In the late-1980s research on medical marijuana was in the final phase of a three-step process. Two states, New York and California, were conducting large-patient population research studies that when completed would finish the final research phase and make marijuana available as a medicine. By this time 34 states had passed laws allowing the use of marijuana in research programs. At this critical moment the first Bush administration halted all research on medical marijuana. There was no opportunity for public comment, no hearings, just an internal agency decision that ignored state law, court decisions, research findings and the urgent need of patients.

This frustrated medical marijuana patients, and like a kettle covered while boiling, the pressure was building. Activists in San Francisco put a medical marijuana referendum on the ballot in the mid 1990s, Proposition P, which passed overwhelmingly. In 1996 California passed proposition 215, and a series of states soon followed; Alaska, Washington, Oregon, Nevada, Colorado, Maine and Washington, DC all passed similar laws. Every state that considered the issue voted in favor of medical marijuana. When Hawaii became the first legislature to pass a medical marijuana bill, other states began moving in that direction.

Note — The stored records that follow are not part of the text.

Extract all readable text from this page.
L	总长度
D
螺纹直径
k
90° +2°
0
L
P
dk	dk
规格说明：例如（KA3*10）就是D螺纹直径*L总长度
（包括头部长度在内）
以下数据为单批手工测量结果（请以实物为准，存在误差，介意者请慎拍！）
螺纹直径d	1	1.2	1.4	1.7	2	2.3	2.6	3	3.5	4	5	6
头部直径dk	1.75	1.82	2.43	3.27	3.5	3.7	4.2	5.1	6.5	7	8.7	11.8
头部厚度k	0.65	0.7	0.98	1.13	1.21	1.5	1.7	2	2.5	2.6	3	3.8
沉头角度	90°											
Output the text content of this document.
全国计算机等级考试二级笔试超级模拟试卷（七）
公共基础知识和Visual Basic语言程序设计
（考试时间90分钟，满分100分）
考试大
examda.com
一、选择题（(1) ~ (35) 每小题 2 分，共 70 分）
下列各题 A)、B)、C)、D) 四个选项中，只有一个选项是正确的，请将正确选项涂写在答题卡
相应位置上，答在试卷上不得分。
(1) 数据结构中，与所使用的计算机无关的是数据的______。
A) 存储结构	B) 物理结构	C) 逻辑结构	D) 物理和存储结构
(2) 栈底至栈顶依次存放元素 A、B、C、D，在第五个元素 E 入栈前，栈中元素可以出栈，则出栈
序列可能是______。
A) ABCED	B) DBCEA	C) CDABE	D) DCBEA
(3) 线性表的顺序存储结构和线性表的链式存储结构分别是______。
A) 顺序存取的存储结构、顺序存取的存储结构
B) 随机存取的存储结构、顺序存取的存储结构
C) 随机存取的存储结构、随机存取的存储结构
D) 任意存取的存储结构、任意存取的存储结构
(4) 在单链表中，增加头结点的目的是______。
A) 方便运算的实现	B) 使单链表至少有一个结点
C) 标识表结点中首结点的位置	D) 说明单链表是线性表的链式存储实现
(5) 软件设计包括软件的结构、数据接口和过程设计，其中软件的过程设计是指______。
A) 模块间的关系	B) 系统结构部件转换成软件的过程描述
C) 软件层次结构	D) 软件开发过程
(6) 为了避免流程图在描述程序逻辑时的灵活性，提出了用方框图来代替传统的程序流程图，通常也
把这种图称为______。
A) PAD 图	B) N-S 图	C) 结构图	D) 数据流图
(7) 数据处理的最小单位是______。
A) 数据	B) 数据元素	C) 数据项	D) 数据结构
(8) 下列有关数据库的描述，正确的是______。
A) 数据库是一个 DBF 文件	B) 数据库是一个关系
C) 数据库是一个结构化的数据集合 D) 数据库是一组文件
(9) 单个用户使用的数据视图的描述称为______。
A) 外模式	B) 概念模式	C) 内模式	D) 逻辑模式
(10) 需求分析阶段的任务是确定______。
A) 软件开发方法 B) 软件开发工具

Local governments began to implement the laws. Some put in place a patient ID card system run by their Health Department or the prosecutor investigated the medical dispensaries to ensure they were lawful. Local medical associations began to educate their colleagues about medical use of marijuana. Some cities began to find ways to make the new laws work, in the midst of the federal government's war on marijuana where the FBI estimates 735,000 were arrested last year.

The feds reacted with threats to doctors, arrests of growers, patients and dispensaries. They put out false information, saying there was no research supporting medical use, even after a million dollar National Academy of Sciences research project they commissioned concluded marijuana had medical value for some patients. Federal drug officials escalated scares about marijuana's dangers by making exaggerated claims of harm. In my hometown, Washington, DC, they were successful in blocking the counting of the ballots on medical marijuana for one year after the vote occurred. In the end, when a court forced the count we won by a landslide but Congress blocked implementation of the will of the people.

The feds have done everything they can to block the seriously ill from getting their medicine.

We still hope the federal government will come to its senses, stop punishing the seriously ill in order to prop up their failed drug war, allow safe access to medical marijuana so that the will of the people can become reality. But today we needed to make a statement -- we will not go away, we will no longer tolerate this injustice, we will stand together against their denial of medicine, and in the end, we will prevail.

Mr. Zeese serves as President of Common Sense for Drug Policy. This is mentioned for identification purposes only. Common Sense for Drug Policy does not support illegal activity. He is an attorney who has worked for safe access for medical marijuana for 24 years.